The conventional wisdom is that the reason people don’t achieve their goals is because they don’t work hard enough for them. I am not trying to refute that wisdom. It’s generally true that not achieving a goal is the result of a lack of hard work (it can also be a lack of resources, but it seems most people are able to account for this when they set their goals — the assumption that falls apart is that they’ll work hard to achieve those goals).
This doesn’t mean you’re lazy though. Most people fail not because they don’t have the ability to work hard to achieve their goals. They fail because they set new goals. Their identity has changed since the first time they set a goal, and so they choose a new goal.
Thus, we return to the unresolvable problem: goals are inspired by identities. Identities are forever changing, but goals aren’t.
So, what do you do? Do you set goals? Do you not set them? At the heart of these questions is the following problem: when do you stick with it and when do you move on?
It starts in the beginning. It starts with the goal itself — not its execution.
Become clear with your values and only choose goals that align with them.
If a goal is not aligned with your values, you shouldn’t be doing it.
While our identity is everchanging, there are some key parts of it that are stable. For example, I’ve had the same purpose for over a year now: create tools that help individuals flourish.
Good goals are commended by others. Great goals arise from our core. We don’t care what other people say about them.

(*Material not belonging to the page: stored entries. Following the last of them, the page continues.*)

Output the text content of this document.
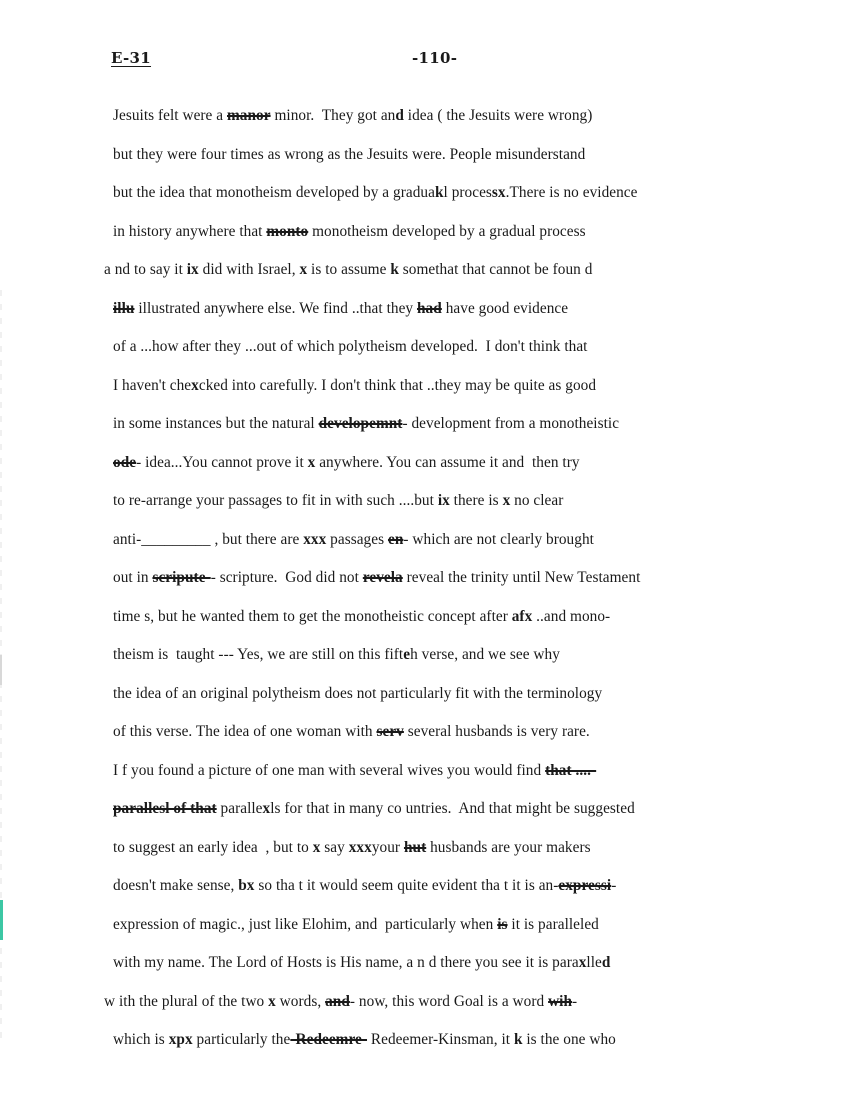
E-31	-110-
Jesuits felt were a manor minor.  They got and idea ( the Jesuits were wrong)
but they were four times as wrong as the Jesuits were. People misunderstand
but the idea that monotheism developed by a graduakl processx.There is no evidence
in history anywhere that monto monotheism developed by a gradual process
a nd to say it ix did with Israel, x is to assume k somethat that cannot be foun d
illu illustrated anywhere else. We find ..that they had have good evidence
of a ...how after they ...out of which polytheism developed.  I don't think that
I haven't chexcked into carefully. I don't think that ..they may be quite as good
in some instances but the natural developemnt- development from a monotheistic
ode- idea...You cannot prove it x anywhere. You can assume it and  then try
to re-arrange your passages to fit in with such ....but ix there is x no clear
anti-_________ , but there are xxx passages en- which are not clearly brought
out in scripute-- scripture.  God did not revela reveal the trinity until New Testament
time s, but he wanted them to get the monotheistic concept after afx ..and mono-
theism is  taught --- Yes, we are still on this fifteh verse, and we see why
the idea of an original polytheism does not particularly fit with the terminology
of this verse. The idea of one woman with serv several husbands is very rare.
I f you found a picture of one man with several wives you would find that ....-
parallesl of that parallexls for that in many co untries.  And that might be suggested
to suggest an early idea  , but to x say xxxyour hut husbands are your makers
doesn't make sense, bx so tha t it would seem quite evident tha t it is an-expressi-
expression of magic., just like Elohim, and  particularly when is it is paralleled
with my name. The Lord of Hosts is His name, a n d there you see it is paraxlled
w ith the plural of the two x words, and- now, this word Goal is a word wih-
which is xpx particularly the-Redeemre- Redeemer-Kinsman, it k is the one who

Many of our goals aren’t really ours. In high school, I wanted to be a doctor. Yes, I wanted to help people be healthy, but I also loved the idea of the prestige that went with it. I don’t want to be a doctor anymore — it was a status goal, which are often destined to fail. When setting a goal, ask yourself the following question: if I received no money, status, or external good for completing this goal, would I still do it?

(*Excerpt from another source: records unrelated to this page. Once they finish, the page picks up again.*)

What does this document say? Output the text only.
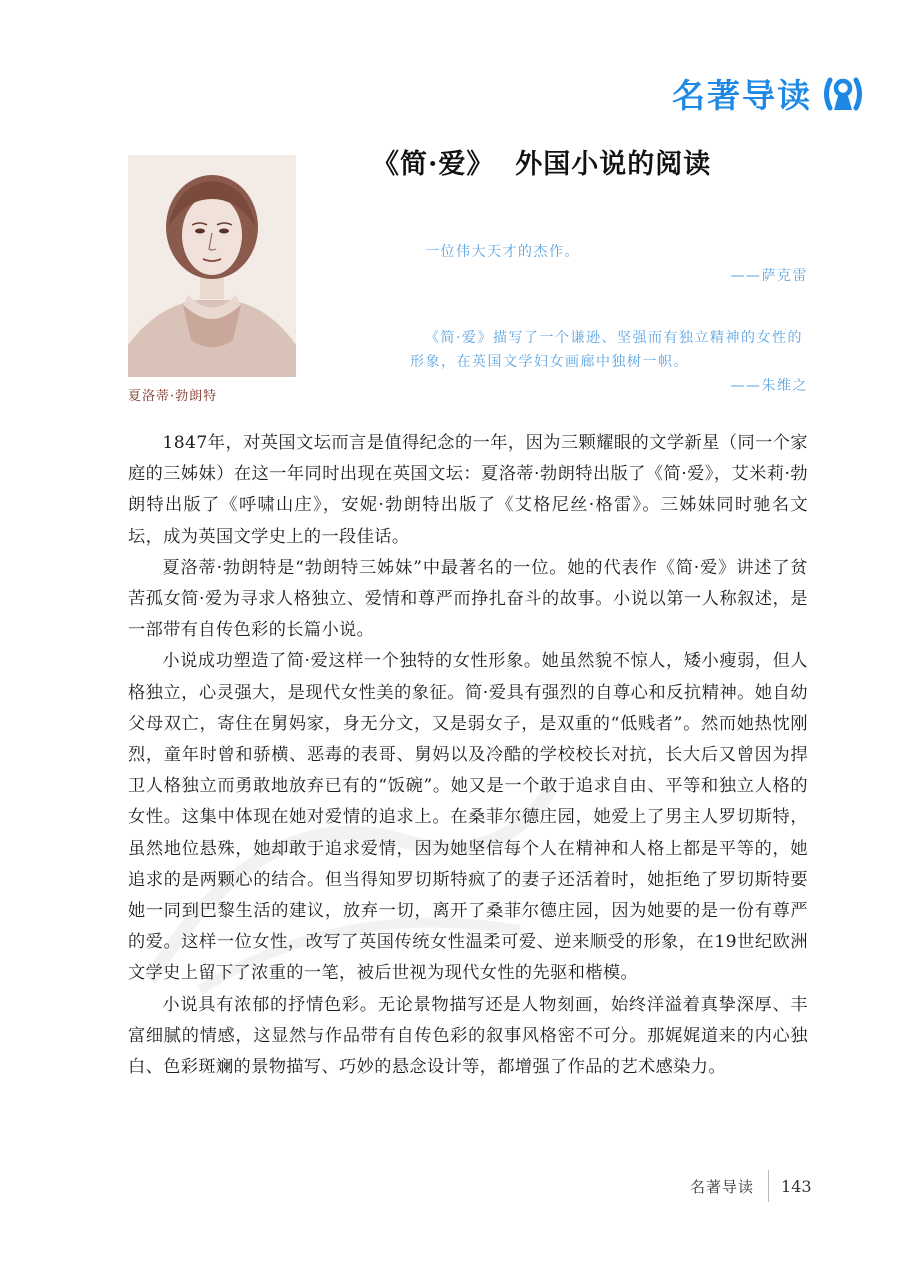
名著导读
夏洛蒂·勃朗特
《简·爱》  外国小说的阅读
一位伟大天才的杰作。
——萨克雷
《简·爱》描写了一个谦逊、坚强而有独立精神的女性的形象，在英国文学妇女画廊中独树一帜。
——朱维之

1847年，对英国文坛而言是值得纪念的一年，因为三颗耀眼的文学新星（同一个家庭的三姊妹）在这一年同时出现在英国文坛：夏洛蒂·勃朗特出版了《简·爱》，艾米莉·勃朗特出版了《呼啸山庄》，安妮·勃朗特出版了《艾格尼丝·格雷》。三姊妹同时驰名文坛，成为英国文学史上的一段佳话。

夏洛蒂·勃朗特是“勃朗特三姊妹”中最著名的一位。她的代表作《简·爱》讲述了贫苦孤女简·爱为寻求人格独立、爱情和尊严而挣扎奋斗的故事。小说以第一人称叙述，是一部带有自传色彩的长篇小说。

小说成功塑造了简·爱这样一个独特的女性形象。她虽然貌不惊人，矮小瘦弱，但人格独立，心灵强大，是现代女性美的象征。简·爱具有强烈的自尊心和反抗精神。她自幼父母双亡，寄住在舅妈家，身无分文，又是弱女子，是双重的“低贱者”。然而她热忱刚烈，童年时曾和骄横、恶毒的表哥、舅妈以及冷酷的学校校长对抗，长大后又曾因为捍卫人格独立而勇敢地放弃已有的“饭碗”。她又是一个敢于追求自由、平等和独立人格的女性。这集中体现在她对爱情的追求上。在桑菲尔德庄园，她爱上了男主人罗切斯特，虽然地位悬殊，她却敢于追求爱情，因为她坚信每个人在精神和人格上都是平等的，她追求的是两颗心的结合。但当得知罗切斯特疯了的妻子还活着时，她拒绝了罗切斯特要她一同到巴黎生活的建议，放弃一切，离开了桑菲尔德庄园，因为她要的是一份有尊严的爱。这样一位女性，改写了英国传统女性温柔可爱、逆来顺受的形象，在19世纪欧洲文学史上留下了浓重的一笔，被后世视为现代女性的先驱和楷模。

小说具有浓郁的抒情色彩。无论景物描写还是人物刻画，始终洋溢着真挚深厚、丰富细腻的情感，这显然与作品带有自传色彩的叙事风格密不可分。那娓娓道来的内心独白、色彩斑斓的景物描写、巧妙的悬念设计等，都增强了作品的艺术感染力。

名著导读 143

I speak from a place of immense privilege with this question. If money, status, or other external goods are some of your fundamental values, do not ask yourself this question! For me, money, status, etc. are distractions from what I really want. The point of this question is to eliminate common distractions in favor of aligning yourself with your fundamental values.
Once you choose the right goal, you’ll stick with it. It no longer becomes a question of your evolving identity and now becomes a question of whether or not you can put in the work.